'Premier' Mississippi Silicon plant opens

 
Image credit: Thomas Wells / Daily Journal

Image credit: Thomas Wells / Daily Journal

BURNSVILLE — With half of the promised jobs in place, Mississippi Silicon is poised to hit its annual production capacity of silicon metal in just a few months.

The 174,000-square-foot facility, which opened a mere 21 months after breaking ground, is the first silicon metal production plant built in the U.S. in nearly four decades.

It now employs 100 workers, and by the end of the year that number should climb to 125. The goal of 200 workers should be reached “in the next several years.”

The jobs pay an average of $45,000 a year, officials said.

Ricardo Vicintin, the chairman of the Mississippi Silicon, said the plant will be “the premier silicon manufacturing facility in our industry.”

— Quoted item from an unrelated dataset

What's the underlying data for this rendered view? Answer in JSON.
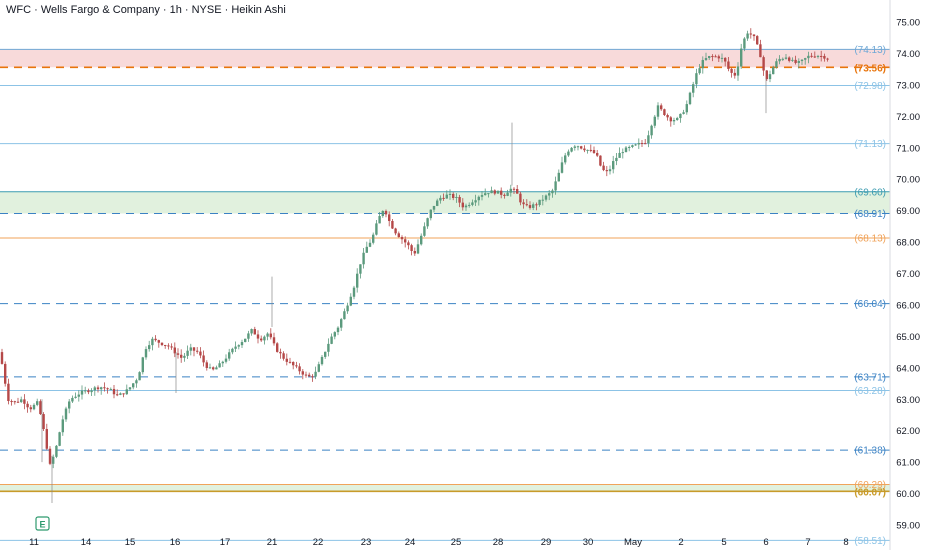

Vicintin also is CEO of Rima Industrial SA, one of the largest privately owned industrial companies in Brazil that supplies a range of metals and metal products worldwide. Rima owns an 80 percent stake in Mississippi Silicon, with the remainder owned by CleanTech LLC, a group of investors and financial partners.

Vicintin said the annual production capacity of 36,000 metric tons should be reached by March.

“We should be making 100 tons per day,” he said.

But the plant could have been built elsewhere. When Rima began scouting for a location, it first looked at its South American neighbors.

Paraguay and Uruguay were the initial choices, but the finalists turned out to be Quebec and Mississippi.

The Magnolia State was selected, Vicintin said, because of the location’s proximity to raw materials. The plant uses use coal, wood chips and quartz to make the silicon metal.

He also credited the state — which is provided $21.5 million for building construction and workforce training, as well as a $3.5 million loan to Tishomingo County for infrastructure improvements.

The Tennessee-Tombigbee Waterway also was another draw, Vicintin said.

“We have several customers that will be supplied by the waterway,” he said.